Gold closed Friday at approximately $4,675 per ounce, down from $4,784 the day before — a $108 drop in a single session. On Tuesday, gold had traded at $4,749, up $231 from the prior close. For dealers who price in gold, these are not abstract numbers. This is the math on every piece changing overnight.

What Happened This Week

President Trump delivered a televised address on Wednesday evening in which he vowed to "hit them extremely hard over the next two to three weeks" while simultaneously predicting the Strait of Hormuz would reopen naturally once fighting stopped. The contradiction rattled gold traders. Safe-haven demand had been building as the Hormuz closure — which began on March 4 when Iranian forces declared the strait closed — entered its fifth week.

Gold futures opened Thursday at $4,783, then fell below $4,650 in early trading before partially recovering. The concern: Trump's suggestion that the war is nearly over reduced the geopolitical risk premium, while his escalatory language reintroduced it.

March Was the Worst Month Since 2008

Context matters. Gold fell 11.8% in March — its worst monthly decline since the 2008 financial crisis. War-driven energy inflation and higher rate expectations initially hurt bullion, before a weaker dollar and renewed rate-cut hopes helped it rebound sharply into April.

For the gold trade, this kind of two-way volatility is the new normal as long as the Hormuz situation remains unresolved. The Strait's closure has been described as the largest disruption to global energy supply since the 1970s oil crisis. Oil briefly topped $126 per barrel at its peak and Brent crude remains around $100-105.

The Broader Gold Picture

Gold has gained more than $1,500 per ounce over the past year. JPMorgan and Goldman Sachs project gold will trade within a $4,000 to $6,300 range through 2026. Central bank purchases remain a structural tailwind. Global central bank buying slowed to just 5 tonnes in January 2026 versus a monthly average of 27 tonnes in 2025, but the buying base is broadening — Malaysia and South Korea resumed purchases, and China continues adding to its reserves.

Iran has selectively reopened the Strait to ships from China, Russia, India, the Philippines, and several other nations, while also floating the idea of formal transit tolls. If implemented, that would fundamentally reshape global energy logistics and keep geopolitical risk premium elevated in gold.

What This Means for the Gold Trade

For gold jewelry dealers, the volatility is a pricing headache. A $100 intraday swing on a 14K piece worth $2,000 at fabrication changes margin by meaningful percentages.
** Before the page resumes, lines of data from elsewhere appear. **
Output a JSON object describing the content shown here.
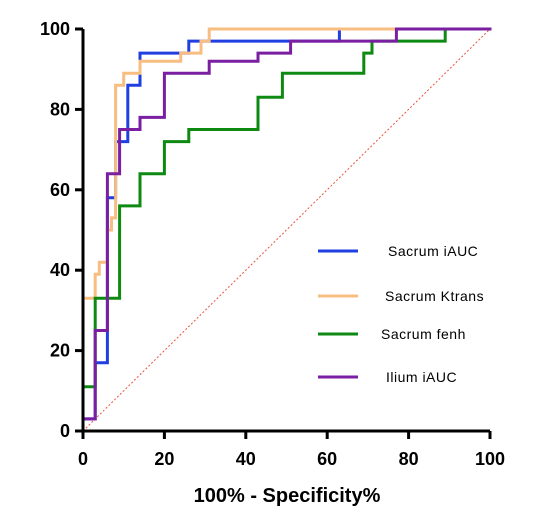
{
  "chart_data": {
    "type": "line",
    "title": "",
    "xlabel": "100% - Specificity%",
    "ylabel": "",
    "xlim": [
      0,
      100
    ],
    "ylim": [
      0,
      100
    ],
    "x_ticks": [
      0,
      20,
      40,
      60,
      80,
      100
    ],
    "y_ticks": [
      0,
      20,
      40,
      60,
      80,
      100
    ],
    "grid": false,
    "legend_position": "center-right",
    "reference_line": {
      "from": [
        0,
        0
      ],
      "to": [
        100,
        100
      ],
      "color": "#e8553a",
      "style": "dotted"
    },
    "series": [
      {
        "name": "Sacrum iAUC",
        "color": "#1f3fe0",
        "points": [
          [
            0,
            0
          ],
          [
            0,
            3
          ],
          [
            3,
            3
          ],
          [
            3,
            17
          ],
          [
            6,
            17
          ],
          [
            6,
            58
          ],
          [
            8,
            58
          ],
          [
            8,
            72
          ],
          [
            11,
            72
          ],
          [
            11,
            86
          ],
          [
            14,
            86
          ],
          [
            14,
            94
          ],
          [
            26,
            94
          ],
          [
            26,
            97
          ],
          [
            63,
            97
          ],
          [
            63,
            100
          ],
          [
            100,
            100
          ]
        ]
      },
      {
        "name": "Sacrum Ktrans",
        "color": "#f8bd80",
        "points": [
          [
            0,
            0
          ],
          [
            0,
            33
          ],
          [
            3,
            33
          ],
          [
            3,
            39
          ],
          [
            4,
            39
          ],
          [
            4,
            42
          ],
          [
            6,
            42
          ],
          [
            6,
            50
          ],
          [
            7,
            50
          ],
          [
            7,
            53
          ],
          [
            8,
            53
          ],
          [
            8,
            86
          ],
          [
            10,
            86
          ],
          [
            10,
            89
          ],
          [
            14,
            89
          ],
          [
            14,
            92
          ],
          [
            24,
            92
          ],
          [
            24,
            94
          ],
          [
            29,
            94
          ],
          [
            29,
            97
          ],
          [
            31,
            97
          ],
          [
            31,
            100
          ],
          [
            100,
            100
          ]
        ]
      },
      {
        "name": "Sacrum fenh",
        "color": "#0e8a13",
        "points": [
          [
            0,
            0
          ],
          [
            0,
            11
          ],
          [
            3,
            11
          ],
          [
            3,
            33
          ],
          [
            9,
            33
          ],
          [
            9,
            56
          ],
          [
            14,
            56
          ],
          [
            14,
            64
          ],
          [
            20,
            64
          ],
          [
            20,
            72
          ],
          [
            26,
            72
          ],
          [
            26,
            75
          ],
          [
            43,
            75
          ],
          [
            43,
            83
          ],
          [
            49,
            83
          ],
          [
            49,
            89
          ],
          [
            69,
            89
          ],
          [
            69,
            94
          ],
          [
            71,
            94
          ],
          [
            71,
            97
          ],
          [
            89,
            97
          ],
          [
            89,
            100
          ],
          [
            100,
            100
          ]
        ]
      },
      {
        "name": "Ilium iAUC",
        "color": "#7b1fa2",
        "points": [
          [
            0,
            0
          ],
          [
            0,
            3
          ],
          [
            3,
            3
          ],
          [
            3,
            25
          ],
          [
            6,
            25
          ],
          [
            6,
            64
          ],
          [
            9,
            64
          ],
          [
            9,
            75
          ],
          [
            14,
            75
          ],
          [
            14,
            78
          ],
          [
            20,
            78
          ],
          [
            20,
            89
          ],
          [
            31,
            89
          ],
          [
            31,
            92
          ],
          [
            43,
            92
          ],
          [
            43,
            94
          ],
          [
            51,
            94
          ],
          [
            51,
            97
          ],
          [
            77,
            97
          ],
          [
            77,
            100
          ],
          [
            100,
            100
          ]
        ]
      }
    ]
  }
}
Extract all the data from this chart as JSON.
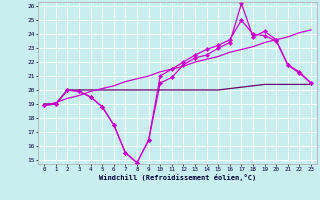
{
  "background_color": "#c8eef0",
  "grid_color": "#ffffff",
  "line_color_main": "#cc00cc",
  "line_color_dark": "#660066",
  "x_hours": [
    0,
    1,
    2,
    3,
    4,
    5,
    6,
    7,
    8,
    9,
    10,
    11,
    12,
    13,
    14,
    15,
    16,
    17,
    18,
    19,
    20,
    21,
    22,
    23
  ],
  "windchill_line": [
    18.9,
    19.0,
    20.0,
    19.9,
    19.5,
    18.8,
    17.5,
    15.5,
    14.8,
    16.4,
    20.5,
    20.9,
    21.8,
    22.3,
    22.5,
    23.0,
    23.4,
    26.2,
    23.8,
    24.2,
    23.6,
    21.8,
    21.3,
    20.5
  ],
  "temp_flat_line": [
    19.0,
    19.0,
    20.0,
    20.0,
    20.0,
    20.0,
    20.0,
    20.0,
    20.0,
    20.0,
    20.0,
    20.0,
    20.0,
    20.0,
    20.0,
    20.0,
    20.1,
    20.2,
    20.3,
    20.4,
    20.4,
    20.4,
    20.4,
    20.4
  ],
  "linear_line": [
    18.9,
    19.1,
    19.4,
    19.6,
    19.9,
    20.1,
    20.3,
    20.6,
    20.8,
    21.0,
    21.3,
    21.5,
    21.7,
    22.0,
    22.2,
    22.4,
    22.7,
    22.9,
    23.1,
    23.4,
    23.6,
    23.8,
    24.1,
    24.3
  ],
  "apparent_line": [
    18.9,
    19.0,
    20.0,
    19.9,
    19.5,
    18.8,
    17.5,
    15.5,
    14.8,
    16.4,
    21.0,
    21.5,
    22.0,
    22.5,
    22.9,
    23.2,
    23.6,
    25.0,
    24.0,
    23.9,
    23.5,
    21.8,
    21.2,
    20.5
  ],
  "ylim_min": 15,
  "ylim_max": 26,
  "yticks": [
    15,
    16,
    17,
    18,
    19,
    20,
    21,
    22,
    23,
    24,
    25,
    26
  ],
  "xticks": [
    0,
    1,
    2,
    3,
    4,
    5,
    6,
    7,
    8,
    9,
    10,
    11,
    12,
    13,
    14,
    15,
    16,
    17,
    18,
    19,
    20,
    21,
    22,
    23
  ],
  "xlabel": "Windchill (Refroidissement éolien,°C)"
}
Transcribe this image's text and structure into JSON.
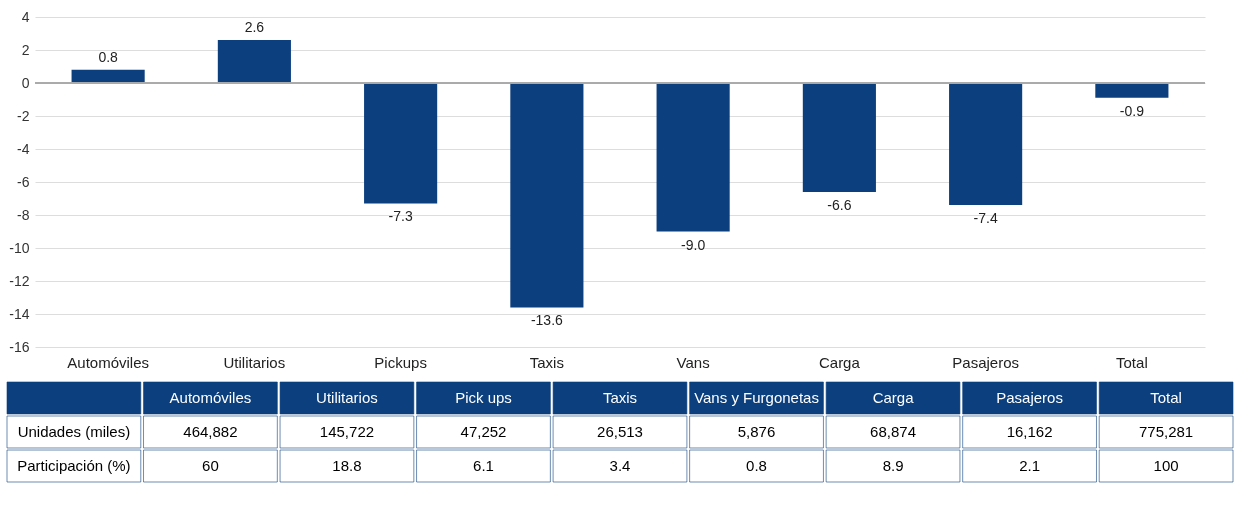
{
  "chart_data": [
    {
      "type": "bar",
      "categories": [
        "Automóviles",
        "Utilitarios",
        "Pickups",
        "Taxis",
        "Vans",
        "Carga",
        "Pasajeros",
        "Total"
      ],
      "values": [
        0.8,
        2.6,
        -7.3,
        -13.6,
        -9.0,
        -6.6,
        -7.4,
        -0.9
      ],
      "value_labels": [
        "0.8",
        "2.6",
        "-7.3",
        "-13.6",
        "-9.0",
        "-6.6",
        "-7.4",
        "-0.9"
      ],
      "color": "#0b3f7e",
      "ylim": [
        -16,
        4
      ],
      "yticks": [
        -16,
        -14,
        -12,
        -10,
        -8,
        -6,
        -4,
        -2,
        0,
        2,
        4
      ],
      "grid": "y"
    },
    {
      "type": "other",
      "categories": [
        "Automóviles",
        "Utilitarios",
        "Pick ups",
        "Taxis",
        "Vans y Furgonetas",
        "Carga",
        "Pasajeros",
        "Total"
      ],
      "series": [
        {
          "name": "Unidades (miles)",
          "values": [
            464882,
            145722,
            47252,
            26513,
            5876,
            68874,
            16162,
            775281
          ],
          "value_labels": [
            "464,882",
            "145,722",
            "47,252",
            "26,513",
            "5,876",
            "68,874",
            "16,162",
            "775,281"
          ]
        },
        {
          "name": "Participación (%)",
          "values": [
            60,
            18.8,
            6.1,
            3.4,
            0.8,
            8.9,
            2.1,
            100
          ],
          "value_labels": [
            "60",
            "18.8",
            "6.1",
            "3.4",
            "0.8",
            "8.9",
            "2.1",
            "100"
          ]
        }
      ]
    }
  ]
}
High gold prices lift replacement costs, pressure memo, complicate custom work, and change consumer behavior all at once.

For gold buyers and scrap dealers, the environment is favorable. Higher spot prices mean higher walk-in traffic from consumers liquidating old jewelry. But the volatility cuts both ways: if you buy at $4,750 and spot drops $100 overnight before you can move the metal, your margin evaporates.

Gold is still the trade's ultimate hedge. But in 2026, it is also a daily reminder that risk management matters just as much as market opinion. Lock in prices faster, keep exposure windows short, and watch the evening news.